Type	Measure	Description	Time frame	Safety issue
Primary	Evaluation of adverse events (AEs)	Evaluation of AEs will be measured by clinical examination and participant self-reporting. Known or possible adverse events include headache, lightheadedness and cough.	Screening to Day 30
Primary	Peak plasma concentration (Cmax)	Change in Cmax at each dose level on Day 1.	At baseline, 5, 15, 30, 45 and 60 minutes post-end of inhalation for the first RT234 dose and at 5, 15, 30, 45, 60, 75, 90, 105 and 120 minutes post-end of inhalation for the second RT234 dose.
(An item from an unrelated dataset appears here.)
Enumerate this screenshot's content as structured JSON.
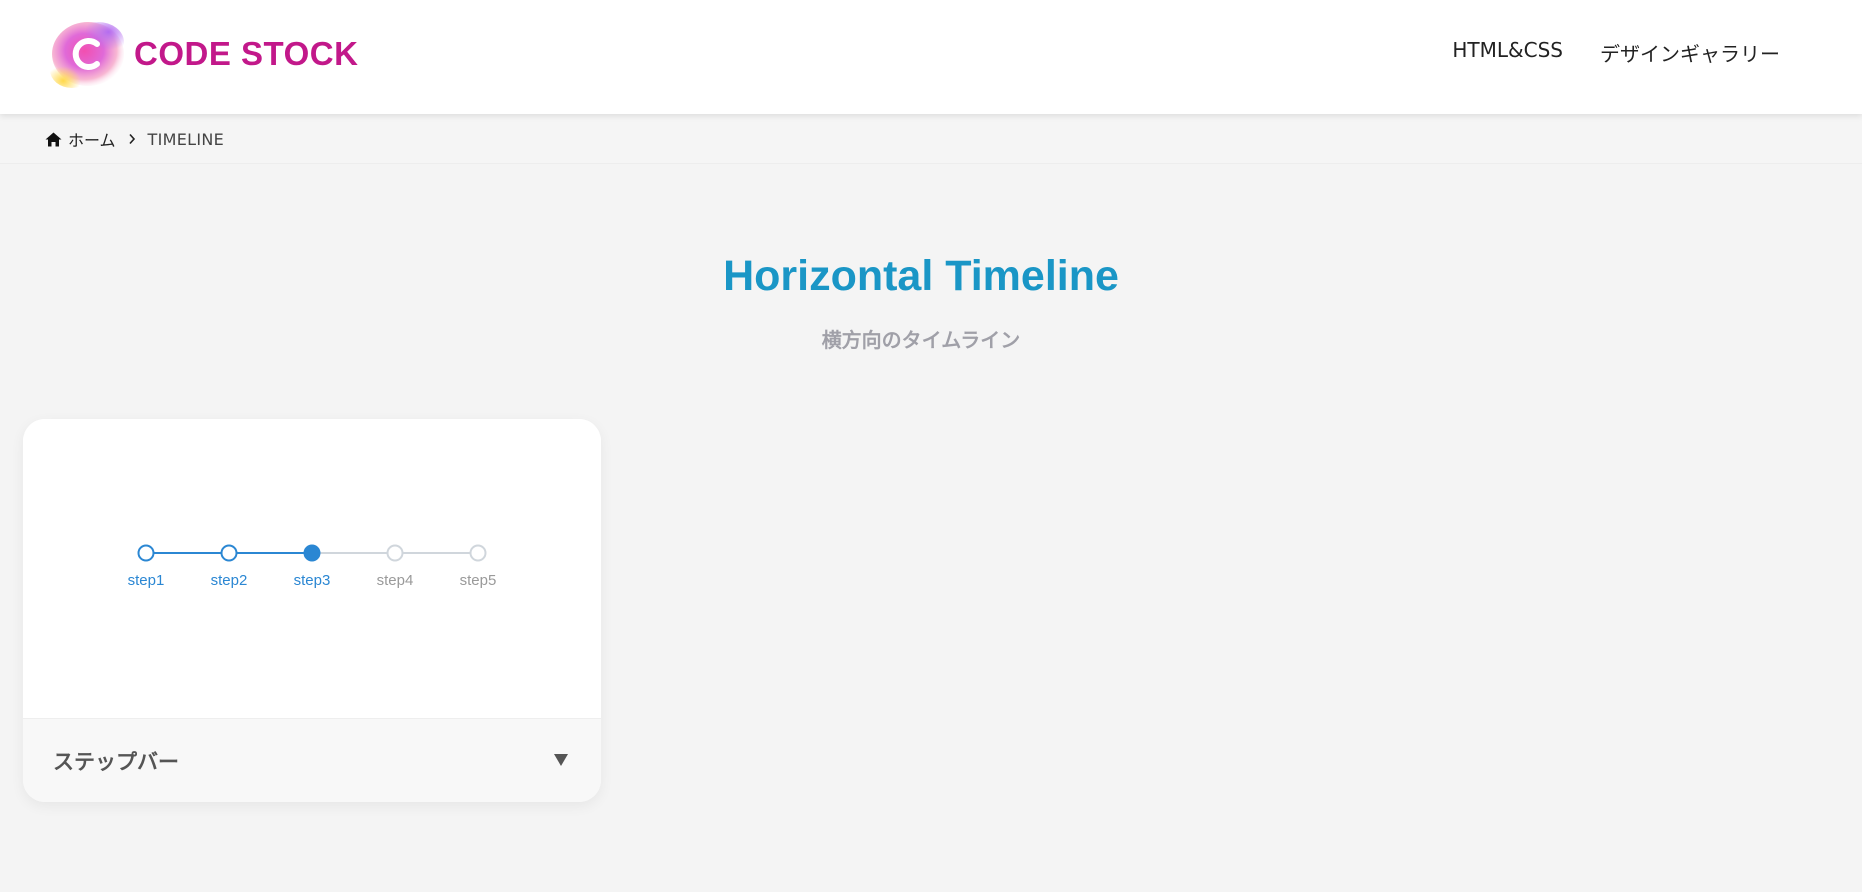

Primary	Time to peak plasma concentration (Tmax)	Change in Tmax at each dose level on Day 1.	At baseline, 5, 15, 30, 45 and 60 minutes post-end of inhalation for the first RT234 dose and at 5, 15, 30, 45, 60, 75, 90, 105 and 120 minutes post-end of inhalation for the second RT234 dose.
Primary	Area under the plasma concentration versus time curve (AUC)	Change in AUC at each dose level on Day 1.	At baseline, 5, 15, 30, 45 and 60 minutes post-end of inhalation for the first RT234 dose and at 5, 15, 30, 45, 60, 75, 90, 105 and 120 minutes post-end of inhalation for the second RT234 dose.
Primary	Terminal half-life	Change in terminal half-life at each dose level on Day 1.	At baseline, 5, 15, 30, 45 and 60 minutes post-end of inhalation for the first RT234 dose and at 5, 15, 30, 45, 60, 75, 90, 105 and 120 minutes post-end of inhalation for the second RT234 dose.
Primary	Change in pulmonary vascular resistance (PVR)	Maximal change from baseline in PVR assessed at the time by right heart catheterisation (RHC).	At baseline, 5, 15, 30, 45 and 60 minutes post-end of inhalation for the first RT234 dose and at 5, 15, 30, 45, 60, 75, 90, 105 and 120 minutes post-end of inhalation for the second RT234 dose on Day 1.